Validate the returned content

Check for empty or extremely short results before sending the text downstream. Some pages may not extract well.

Batch carefully

If you’re extracting many URLs, use reasonable batch sizes and handle partial failures separately.

Cache results

If the content doesn’t change often, cache the response. This saves API calls and improves performance.

Clean and chunk the text

For LLM workflows, split long content into manageable chunks after extraction. That usually produces better retrieval and generation results.

Keep an eye on access restrictions

Some pages are blocked by login walls, anti-bot systems, or dynamic rendering. If extraction fails, the issue may be on the source site rather than your request.

Common issues and how to fix them

The response is empty

This usually means the page is not easily extractable. Try a different URL, confirm the page is public, or verify that the content is not loaded only after heavy client-side rendering.

The URL fails

Check for:

  • a malformed URL
  • missing authentication
  • rate limits
  • site-level access restrictions

The output includes too much or too little text

If the page is especially long, you may need to post-process the extracted text. If it’s too short, the page may not expose enough readable content to extract reliably.

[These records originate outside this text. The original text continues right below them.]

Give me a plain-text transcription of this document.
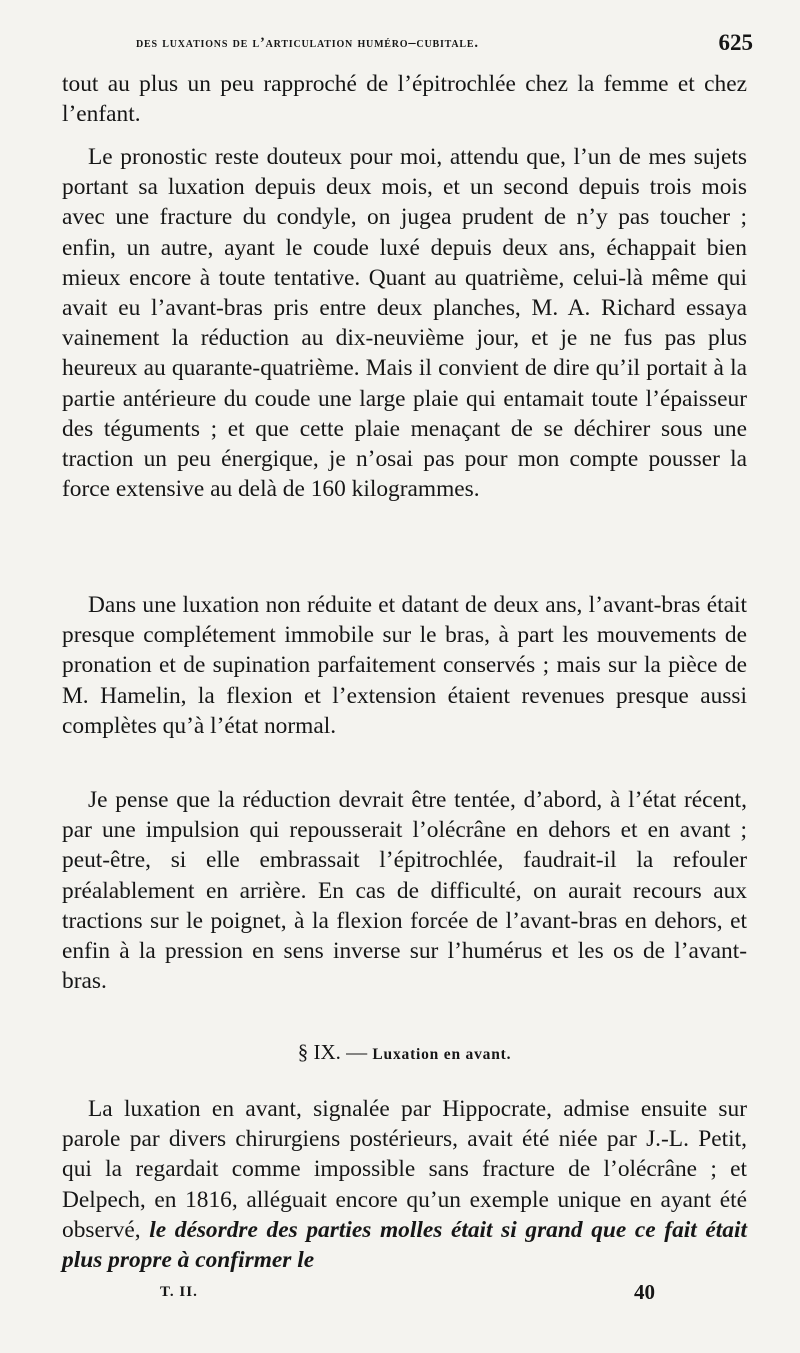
des luxations de l’articulation huméro–cubitale.	625

tout au plus un peu rapproché de l’épitrochlée chez la femme et chez l’enfant.

Le pronostic reste douteux pour moi, attendu que, l’un de mes sujets portant sa luxation depuis deux mois, et un second depuis trois mois avec une fracture du condyle, on jugea prudent de n’y pas toucher ; enfin, un autre, ayant le coude luxé depuis deux ans, échappait bien mieux encore à toute tentative. Quant au quatrième, celui-là même qui avait eu l’avant-bras pris entre deux planches, M. A. Richard essaya vainement la réduction au dix-neuvième jour, et je ne fus pas plus heureux au quarante-quatrième. Mais il convient de dire qu’il portait à la partie antérieure du coude une large plaie qui entamait toute l’épaisseur des téguments ; et que cette plaie menaçant de se déchirer sous une traction un peu énergique, je n’osai pas pour mon compte pousser la force extensive au delà de 160 kilogrammes.

Dans une luxation non réduite et datant de deux ans, l’avant-bras était presque complétement immobile sur le bras, à part les mouvements de pronation et de supination parfaitement conservés ; mais sur la pièce de M. Hamelin, la flexion et l’extension étaient revenues presque aussi complètes qu’à l’état normal.

Je pense que la réduction devrait être tentée, d’abord, à l’état récent, par une impulsion qui repousserait l’olécrâne en dehors et en avant ; peut-être, si elle embrassait l’épitrochlée, faudrait-il la refouler préalablement en arrière. En cas de difficulté, on aurait recours aux tractions sur le poignet, à la flexion forcée de l’avant-bras en dehors, et enfin à la pression en sens inverse sur l’humérus et les os de l’avant-bras.

§ IX. — Luxation en avant.

La luxation en avant, signalée par Hippocrate, admise ensuite sur parole par divers chirurgiens postérieurs, avait été niée par J.-L. Petit, qui la regardait comme impossible sans fracture de l’olécrâne ; et Delpech, en 1816, alléguait encore qu’un exemple unique en ayant été observé, le désordre des parties molles était si grand que ce fait était plus propre à confirmer le

T. II.	40
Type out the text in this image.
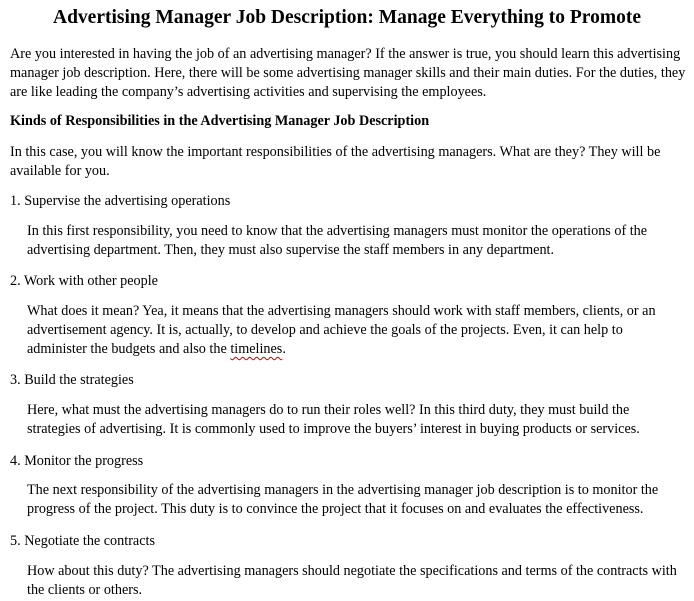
Advertising Manager Job Description: Manage Everything to Promote

Are you interested in having the job of an advertising manager? If the answer is true, you should learn this advertising manager job description. Here, there will be some advertising manager skills and their main duties. For the duties, they are like leading the company’s advertising activities and supervising the employees.

Kinds of Responsibilities in the Advertising Manager Job Description

In this case, you will know the important responsibilities of the advertising managers. What are they? They will be available for you.

1. Supervise the advertising operations

In this first responsibility, you need to know that the advertising managers must monitor the operations of the advertising department. Then, they must also supervise the staff members in any department.

2. Work with other people

What does it mean? Yea, it means that the advertising managers should work with staff members, clients, or an advertisement agency. It is, actually, to develop and achieve the goals of the projects. Even, it can help to administer the budgets and also the timelines.

3. Build the strategies

Here, what must the advertising managers do to run their roles well? In this third duty, they must build the strategies of advertising. It is commonly used to improve the buyers’ interest in buying products or services.

4. Monitor the progress

The next responsibility of the advertising managers in the advertising manager job description is to monitor the progress of the project. This duty is to convince the project that it focuses on and evaluates the effectiveness.

5. Negotiate the contracts

How about this duty? The advertising managers should negotiate the specifications and terms of the contracts with the clients or others.
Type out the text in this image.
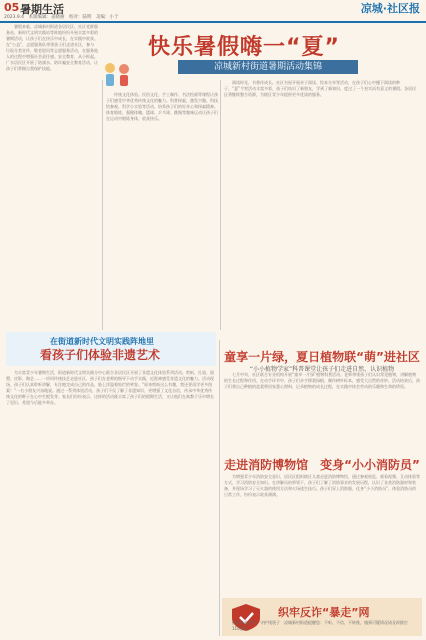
05 暑期生活	凉城·社区报
2023.9.4　本版编辑：姜晓丽　校对：陆明　美编：小于
快乐暑假嗨一“夏”
凉城新村街道暑期活动集锦

暑假来临，凉城新村街道各居民区、社区党群服务站、新时代文明实践站等阵地纷纷开展丰富多彩的暑期活动，让孩子们在快乐中成长，在实践中收获。在“公益”，志愿服务队带领孩子们走进社区，参与垃圾分类宣传、敬老慰问等志愿服务活动，在服务他人的过程中增强社会责任感。安全教育，从小抓起。广水居民区开展了防溺水、防诈骗安全教育活动，让孩子们掌握自我保护技能。

传统文化体验。民俗文化、手工制作、书法绘画等课程让孩子们感受中华优秀传统文化的魅力。科普探索，激发兴趣。科技馆参观、科学小实验等活动，培养孩子们的好奇心和探索精神。体育锻炼，强健体魄。篮球、乒乓球、跳绳等趣味运动让孩子们在运动中锻炼身体，收获快乐。

阅读时光，书香伴成长。社区书屋开展亲子阅读、绘本分享等活动，在孩子们心中播下阅读的种子。“夏”令营活动丰富多彩，孩子们结识了新朋友，学到了新知识，度过了一个充实而有意义的暑假。各居民区将继续整合资源，为辖区青少年提供更多优质的服务。

在街道新时代文明实践阵地里
看孩子们体验非遗艺术

为丰富青少年暑期生活，街道新时代文明实践分中心联合各居民区开展了非遗文化体验系列活动。剪纸、扎染、面塑、皮影、陶艺……一项项传统技艺走进社区，孩子们在老师的指导下动手实践，近距离感受非遗文化的魅力。活动现场，孩子们认真聆听讲解，专注地完成自己的作品，脸上洋溢着灿烂的笑容。“原来剪纸这么有趣，我还要再学更多图案！”一名小朋友兴奋地说。通过一系列体验活动，孩子们不仅了解了非遗知识，更增强了文化自信，传承中华优秀传统文化的种子在心中生根发芽。家长们纷纷表示，这样的活动既丰富了孩子们的假期生活，又让他们在寓教于乐中增长了见识，希望今后能多举办。

童享一片绿，夏日植物联“萌”进社区
“小小植物学家”科普课堂让孩子们走进自然、认识植物

七月中旬，社区联合专业机构开展“童享一片绿”植物科普活动。老师带领孩子们认识常见植物，讲解植物的生长过程和作用。在动手环节中，孩子们亲手移栽绿植、制作树叶标本，感受大自然的奇妙。活动结束后，孩子们将自己种植的盆栽带回家悉心照料，记录植物的成长过程，在实践中体会劳动的乐趣和生命的珍贵。

走进消防博物馆　变身“小小消防员”

为增强青少年消防安全意识，居民区组织辖区儿童走进消防博物馆，通过参观展览、观看视频、互动体验等方式，学习消防安全知识。在讲解员的带领下，孩子们了解了消防事业的发展历程，认识了各类消防器材和装备，并现场学习了灭火器的使用方法和火场逃生技巧。孩子们穿上消防服，化身“小小消防员”，体验消防员的日常工作，纷纷表示收获满满。

织牢反诈“暴走”网
提高防范意识　守护钱袋子　凉城新村街道提醒您：不听、不信、不转账，遇到可疑情况请及时拨打110报警。
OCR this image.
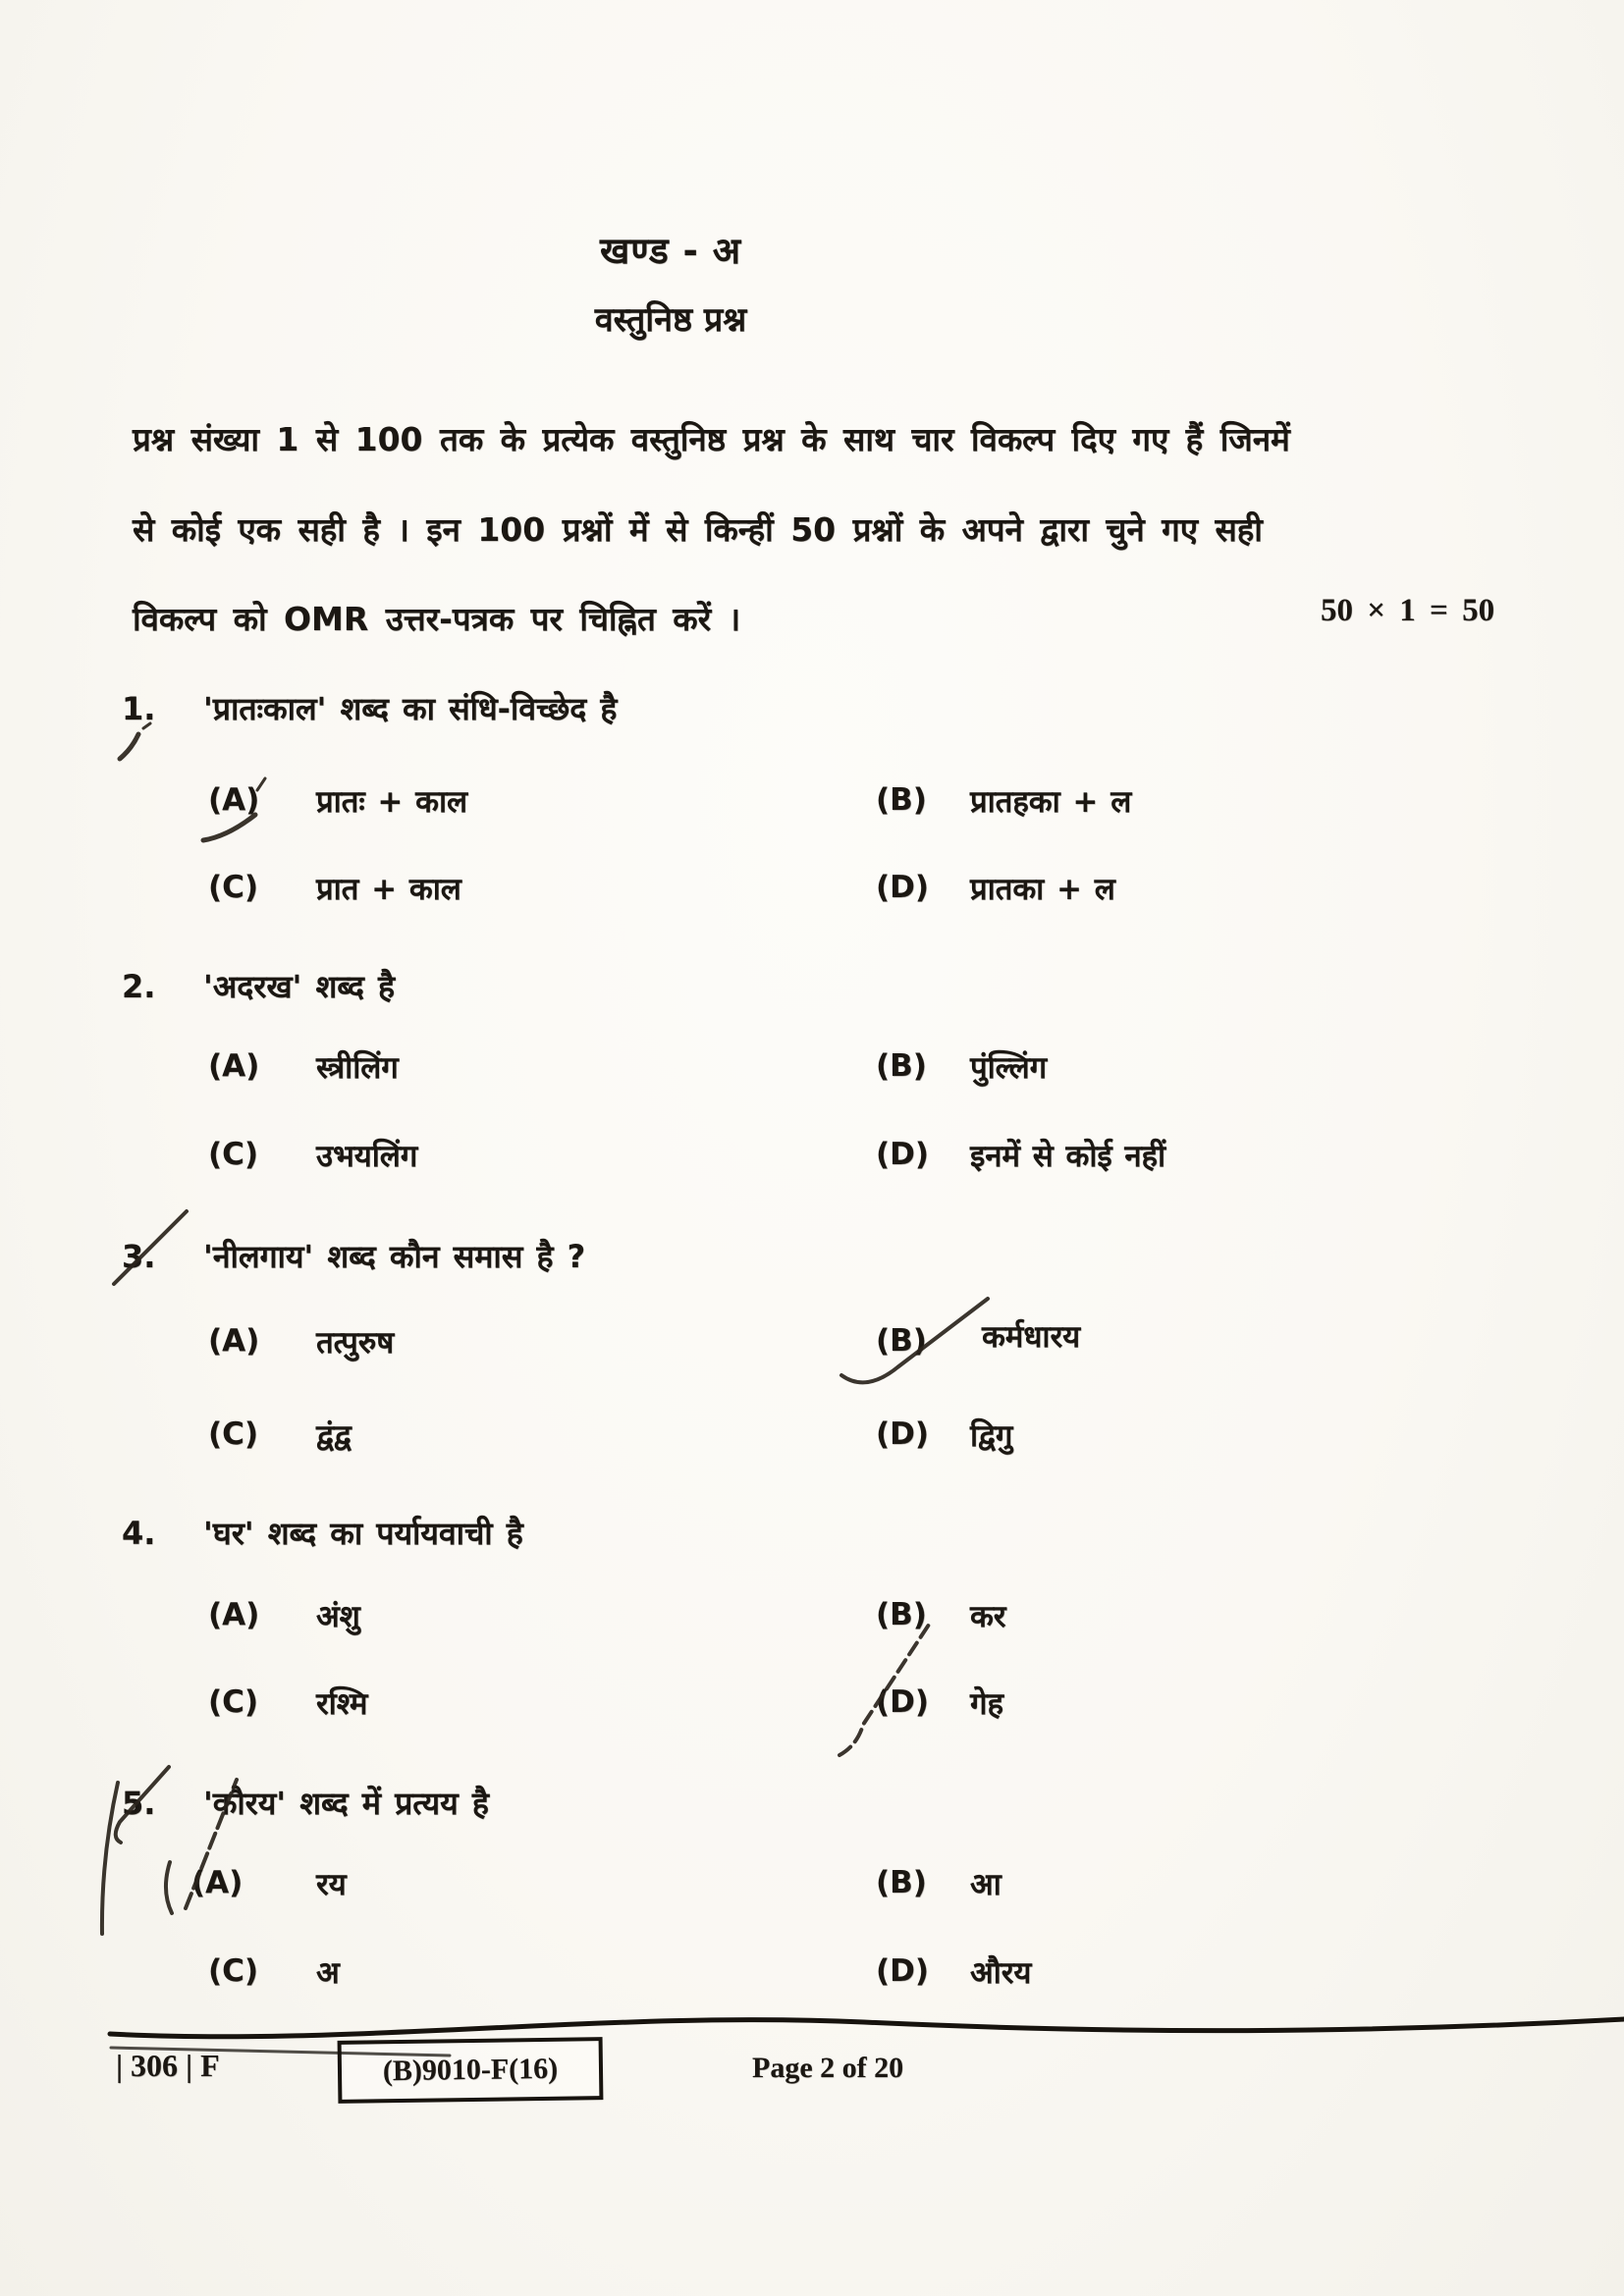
खण्ड - अ
वस्तुनिष्ठ प्रश्न
प्रश्न संख्या 1 से 100 तक के प्रत्येक वस्तुनिष्ठ प्रश्न के साथ चार विकल्प दिए गए हैं जिनमें
से कोई एक सही है । इन 100 प्रश्नों में से किन्हीं 50 प्रश्नों के अपने द्वारा चुने गए सही
विकल्प को OMR उत्तर-पत्रक पर चिह्नित करें ।	50 × 1 = 50
1. 'प्रातःकाल' शब्द का संधि-विच्छेद है
(A) प्रातः + काल	(B) प्रातहका + ल
(C) प्रात + काल	(D) प्रातका + ल
2. 'अदरख' शब्द है
(A) स्त्रीलिंग	(B) पुंल्लिंग
(C) उभयलिंग	(D) इनमें से कोई नहीं
3. 'नीलगाय' शब्द कौन समास है ?
(A) तत्पुरुष	(B) कर्मधारय
(C) द्वंद्व	(D) द्विगु
4. 'घर' शब्द का पर्यायवाची है
(A) अंशु	(B) कर
(C) रश्मि	(D) गेह
5. 'कौरय' शब्द में प्रत्यय है
(A) रय	(B) आ
(C) अ	(D) औरय
| 306 | F	(B)9010-F(16)	Page 2 of 20
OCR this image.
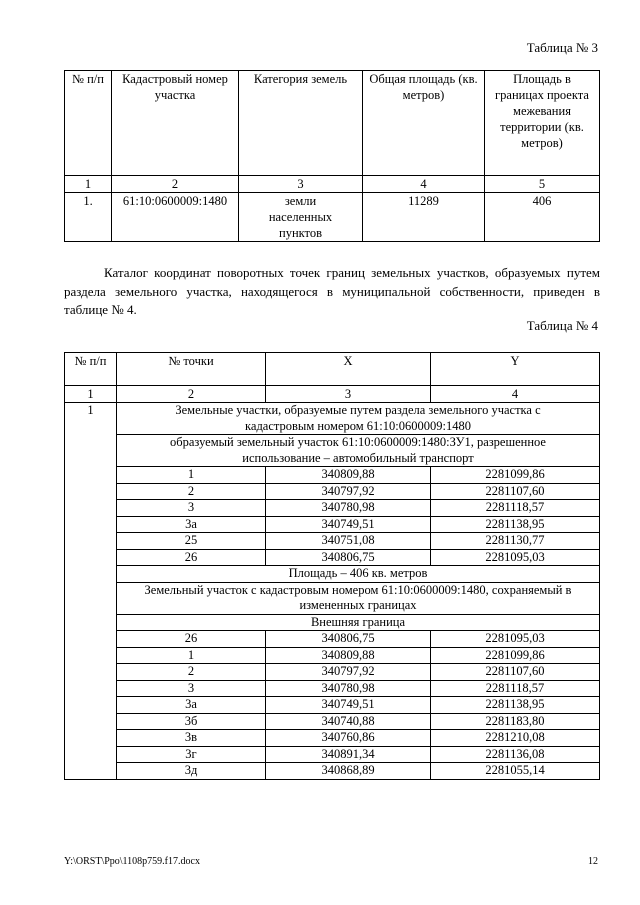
Таблица № 3
№ п/п	Кадастровый номер участка	Категория земель	Общая площадь (кв. метров)	Площадь в границах проекта межевания территории (кв. метров)
1	2	3	4	5
1.	61:10:0600009:1480	земли населенных пунктов	11289	406
Каталог координат поворотных точек границ земельных участков, образуемых путем раздела земельного участка, находящегося в муниципальной собственности, приведен в таблице № 4.
Таблица № 4
№ п/п	№ точки	X	Y
1	2	3	4
1	Земельные участки, образуемые путем раздела земельного участка с кадастровым номером 61:10:0600009:1480		
	образуемый земельный участок 61:10:0600009:1480:ЗУ1, разрешенное использование – автомобильный транспорт		
	1	340809,88	2281099,86
	2	340797,92	2281107,60
	3	340780,98	2281118,57
	3а	340749,51	2281138,95
	25	340751,08	2281130,77
	26	340806,75	2281095,03
	Площадь – 406 кв. метров		
	Земельный участок с кадастровым номером 61:10:0600009:1480, сохраняемый в измененных границах		
	Внешняя граница		
	26	340806,75	2281095,03
	1	340809,88	2281099,86
	2	340797,92	2281107,60
	3	340780,98	2281118,57
	3а	340749,51	2281138,95
	3б	340740,88	2281183,80
	3в	340760,86	2281210,08
	3г	340891,34	2281136,08
	3д	340868,89	2281055,14
Y:\ORST\Ppo\1108p759.f17.docx	12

How /extract fits into an AI content pipeline

A typical workflow looks like this:

  1. discover source pages
  2. extract clean content with /extract
  3. normalize and chunk the text
  4. embed or summarize the content
  5. retrieve it later for answers, citations, or analysis

That makes the endpoint especially useful for building high-quality AI systems where source fidelity matters. Clean extraction improves downstream results and can support stronger GEO workflows because your AI systems have better source material to reference and summarize.

Quick summary

To use Tavily’s /extract endpoint:

  • send a POST request to https://api.tavily.com/extract
  • authenticate with your Tavily API key
  • pass the URL or URLs you want to extract
  • process the returned JSON content in your application

If you’re building anything that depends on readable web content, /extract is a fast, practical way to replace brittle scraping with a cleaner API-driven workflow.